Indicators of households' financial situation
Loans are households' most important financial liabilities and significantly affect their financial position. A deterioration in households' financial position can negatively affect consumption in the future. Indicators of households' financial situation are routinely used for such analyses. The key indicators include households' ratio of debt and interest expenses to gross disposable income and their ratio of debt to financial and non-financial assets.
Chart 1 (Box)
The ratio of household debt to disposable income has increased in the past years (percentages)
The ratio of household debt 1 to gross disposable income has increased over the past three years, from 12.1% in 2000 to 18.2% in 2003. Housing loans have recorded particularly strong growth. An increase in this indicator accompanied by monetary fluctuations, i.e. higher-than-expected interest rate growth, a decline in disposable income or a rise in unemployment, could reduce households' ability to repay loans from current disposable income and hence reduce consumption in the period ahead. 2 By international comparison 3 the ratio of households' debt to disposable income in the Czech Republic is currently lower than in the EU (75%) and Hungary (28.2%).

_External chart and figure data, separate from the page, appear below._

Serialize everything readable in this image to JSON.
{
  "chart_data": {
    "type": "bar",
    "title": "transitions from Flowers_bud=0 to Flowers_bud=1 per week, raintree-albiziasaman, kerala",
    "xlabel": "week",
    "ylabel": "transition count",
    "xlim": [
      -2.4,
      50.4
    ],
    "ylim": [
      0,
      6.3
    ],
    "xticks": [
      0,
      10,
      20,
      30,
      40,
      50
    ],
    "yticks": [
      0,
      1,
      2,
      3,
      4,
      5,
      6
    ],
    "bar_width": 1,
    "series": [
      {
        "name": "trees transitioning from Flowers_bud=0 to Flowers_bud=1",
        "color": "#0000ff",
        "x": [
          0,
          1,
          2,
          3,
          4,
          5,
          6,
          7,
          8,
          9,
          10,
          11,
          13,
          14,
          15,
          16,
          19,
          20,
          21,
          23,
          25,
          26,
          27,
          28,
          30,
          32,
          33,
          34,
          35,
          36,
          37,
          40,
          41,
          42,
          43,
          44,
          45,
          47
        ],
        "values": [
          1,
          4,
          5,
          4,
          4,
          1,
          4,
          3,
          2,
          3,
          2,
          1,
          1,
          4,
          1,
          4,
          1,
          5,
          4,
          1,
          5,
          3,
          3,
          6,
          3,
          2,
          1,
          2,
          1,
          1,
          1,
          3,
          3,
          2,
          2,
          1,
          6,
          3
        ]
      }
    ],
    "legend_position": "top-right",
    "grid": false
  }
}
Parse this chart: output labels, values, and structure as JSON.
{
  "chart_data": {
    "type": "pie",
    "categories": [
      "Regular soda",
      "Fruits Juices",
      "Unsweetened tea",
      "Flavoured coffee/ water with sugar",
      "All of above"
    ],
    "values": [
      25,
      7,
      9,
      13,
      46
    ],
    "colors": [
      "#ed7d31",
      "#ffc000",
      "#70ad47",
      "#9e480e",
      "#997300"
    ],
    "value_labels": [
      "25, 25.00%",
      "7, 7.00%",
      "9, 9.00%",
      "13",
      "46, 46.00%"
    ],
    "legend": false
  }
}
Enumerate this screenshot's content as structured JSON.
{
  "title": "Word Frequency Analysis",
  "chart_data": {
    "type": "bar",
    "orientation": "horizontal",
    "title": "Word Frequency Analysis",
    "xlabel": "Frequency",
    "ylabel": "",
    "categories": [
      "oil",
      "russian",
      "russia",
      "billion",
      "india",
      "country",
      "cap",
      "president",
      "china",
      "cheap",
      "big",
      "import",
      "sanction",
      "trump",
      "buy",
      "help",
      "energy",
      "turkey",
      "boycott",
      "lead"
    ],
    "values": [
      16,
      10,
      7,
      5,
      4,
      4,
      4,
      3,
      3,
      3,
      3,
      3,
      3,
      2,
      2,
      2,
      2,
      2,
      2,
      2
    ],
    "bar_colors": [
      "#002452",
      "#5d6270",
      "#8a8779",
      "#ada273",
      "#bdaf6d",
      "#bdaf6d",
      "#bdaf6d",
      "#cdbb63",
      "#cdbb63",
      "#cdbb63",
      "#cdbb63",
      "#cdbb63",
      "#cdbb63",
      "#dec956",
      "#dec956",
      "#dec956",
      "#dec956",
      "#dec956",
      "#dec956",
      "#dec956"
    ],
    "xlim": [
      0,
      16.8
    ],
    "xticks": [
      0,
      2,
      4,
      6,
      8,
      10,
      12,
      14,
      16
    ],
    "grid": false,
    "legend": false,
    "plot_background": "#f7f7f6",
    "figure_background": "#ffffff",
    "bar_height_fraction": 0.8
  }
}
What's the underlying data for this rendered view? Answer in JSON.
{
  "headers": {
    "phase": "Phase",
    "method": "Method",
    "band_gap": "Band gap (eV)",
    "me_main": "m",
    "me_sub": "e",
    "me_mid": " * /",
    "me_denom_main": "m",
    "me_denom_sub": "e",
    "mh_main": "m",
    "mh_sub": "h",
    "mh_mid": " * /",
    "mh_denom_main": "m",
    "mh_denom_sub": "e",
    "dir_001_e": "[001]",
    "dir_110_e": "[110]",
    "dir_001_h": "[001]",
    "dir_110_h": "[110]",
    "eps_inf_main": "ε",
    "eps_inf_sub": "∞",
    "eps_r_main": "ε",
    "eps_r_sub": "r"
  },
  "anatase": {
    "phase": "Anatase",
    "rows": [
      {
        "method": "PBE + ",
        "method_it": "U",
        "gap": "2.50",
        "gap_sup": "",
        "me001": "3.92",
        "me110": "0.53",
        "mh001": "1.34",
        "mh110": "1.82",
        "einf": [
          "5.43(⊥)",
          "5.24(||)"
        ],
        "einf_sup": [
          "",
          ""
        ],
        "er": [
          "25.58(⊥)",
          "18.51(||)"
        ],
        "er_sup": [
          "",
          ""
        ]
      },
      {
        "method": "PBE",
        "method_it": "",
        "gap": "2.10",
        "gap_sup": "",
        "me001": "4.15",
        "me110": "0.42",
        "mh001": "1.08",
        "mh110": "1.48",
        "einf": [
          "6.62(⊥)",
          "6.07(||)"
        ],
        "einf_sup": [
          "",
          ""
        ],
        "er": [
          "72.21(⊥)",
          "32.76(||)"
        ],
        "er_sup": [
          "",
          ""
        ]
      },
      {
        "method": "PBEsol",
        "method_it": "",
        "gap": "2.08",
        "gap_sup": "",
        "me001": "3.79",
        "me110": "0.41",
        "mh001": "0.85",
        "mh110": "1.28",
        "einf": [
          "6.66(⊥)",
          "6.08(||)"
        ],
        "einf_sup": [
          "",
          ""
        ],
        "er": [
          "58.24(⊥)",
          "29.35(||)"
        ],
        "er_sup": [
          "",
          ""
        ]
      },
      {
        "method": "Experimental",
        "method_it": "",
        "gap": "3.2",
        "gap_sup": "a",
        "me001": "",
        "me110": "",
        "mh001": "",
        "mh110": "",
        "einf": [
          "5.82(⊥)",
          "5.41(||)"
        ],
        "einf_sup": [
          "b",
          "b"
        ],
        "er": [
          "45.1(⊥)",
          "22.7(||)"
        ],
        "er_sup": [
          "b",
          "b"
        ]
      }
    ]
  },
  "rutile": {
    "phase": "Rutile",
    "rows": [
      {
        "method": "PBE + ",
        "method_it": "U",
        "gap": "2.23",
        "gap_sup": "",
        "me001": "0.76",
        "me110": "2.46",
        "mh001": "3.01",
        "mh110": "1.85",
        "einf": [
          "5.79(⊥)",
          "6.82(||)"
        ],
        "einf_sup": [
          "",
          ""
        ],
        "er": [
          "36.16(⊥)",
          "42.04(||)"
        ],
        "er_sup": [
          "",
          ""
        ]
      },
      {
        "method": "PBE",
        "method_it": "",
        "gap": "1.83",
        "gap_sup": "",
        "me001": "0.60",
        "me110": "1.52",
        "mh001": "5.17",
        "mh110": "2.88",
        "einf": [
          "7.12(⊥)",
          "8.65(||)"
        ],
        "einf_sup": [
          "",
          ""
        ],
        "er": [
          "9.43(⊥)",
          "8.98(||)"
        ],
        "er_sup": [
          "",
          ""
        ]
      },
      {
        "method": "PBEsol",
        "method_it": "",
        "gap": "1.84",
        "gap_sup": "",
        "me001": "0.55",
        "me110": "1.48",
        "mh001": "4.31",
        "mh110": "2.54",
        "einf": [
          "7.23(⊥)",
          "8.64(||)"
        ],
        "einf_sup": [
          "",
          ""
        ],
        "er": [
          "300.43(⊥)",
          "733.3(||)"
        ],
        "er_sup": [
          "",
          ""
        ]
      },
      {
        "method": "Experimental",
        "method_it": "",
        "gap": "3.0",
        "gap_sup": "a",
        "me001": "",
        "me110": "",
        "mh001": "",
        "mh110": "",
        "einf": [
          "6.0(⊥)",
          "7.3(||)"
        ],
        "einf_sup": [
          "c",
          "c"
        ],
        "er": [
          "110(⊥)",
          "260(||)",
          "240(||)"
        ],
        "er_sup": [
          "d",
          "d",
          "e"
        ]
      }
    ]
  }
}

Conversely, a lower ratio of interest expenses to disposable income might in the longer run reduce households' financial vulnerability and affect growth in future consumption. This usually constitutes a close linkage between households' debt burden and the consumption forecast. In the economic literature, the effect of monetary policy on the indebtedness ratio is closely connected with households' demand for residential properties and consumer durables, despite the generally weak linkage between monetary policy and the long-term real interest rate. In the past three years, the ratio of interest expenses to disposable income has stayed at the long-term average of 1.8%, thanks mainly to the low level of interest rates. In Hungary in 2003 this ratio was higher (3%-4%) 4.
1Household debt includes loans from monetary and non-monetary financial institutions.
2Also significant as regards consumption is the change in the debt/income ratio with regard to the age and income structure of households. The life cycle theory suggests that younger people with lower income will have larger debts in relation to future income and hence will be more vulnerable during sudden monetary fluctuations. Conversely, older households have a lower rate of growth of indebtedness and thanks to their financial reserves are considered less vulnerable.
3The figures for the euro area average are for 2002 and those for Hungary, with its comparable economic level, are for 2003. The data are taken from the Hungarian central bank's Report on Financial Stability for 2003.
Chart 2 (Box)
The ratio interest expenses to disposable income reached its long-term average in 2004 Q2 (percentages)
The high rate of growth of loans has in the longer run resulted in growing financial liabilities and a deteriorating financial balance of households. Moreover, the growth in household indebtedness has not been accompanied by corresponding formation of financial assets in the form of savings. This is reflected in a rising ratio of household debt to financial assets, from 9.5% in 2000 to 13.8% in 2003 and 15% in June 2004. The analogous ratio in the EU was approximately 28.7% and that in Hungary 22.2%. The formation of financial assets, and in particular the liquid components there of in the form of cash and bank deposits, is significant as regards repaying loans during periods of financial hardship and hence as regards ensuring smooth consumption financing going forward.
Chart 3 (Box)
The household debt-financial assets ratio increased (percentages)
The ratio of households' debt to total wealth, comprising both financial and non-financial assets, has stayed at approximately 5% in the past. This also reflects growth in prices of residential properties affecting the value of new loans and non-financial assets. As regards the implication for the consumption forecast, collateral value is of importance. Any reduction in this value could negatively affect the wealth and consumption of some households in the period ahead.
4No analogous indicator is available for the EU average.
Chart 4 (Box)
The financial balance of households has been deteriorating over the longer run (net financial assets as a percentage of gross disposable income, percentages)
The indicators of households' financial situation indicate that the growing debt has been accompanied in the longer term by growing costs in the form of repayments of loan principal and low formation of liquid financial assets. This has passed through into a deterioration of households' liquidity situation, which could, given an increase in the fixed mortgage interest rate, have implications for the consumption of some households going forward. Nevertheless, expectations of economic growth accompanied by stable growth in disposable income and easy real monetary conditions should help to ensure the financial stability of households and the fulfilment of the consumption forecast.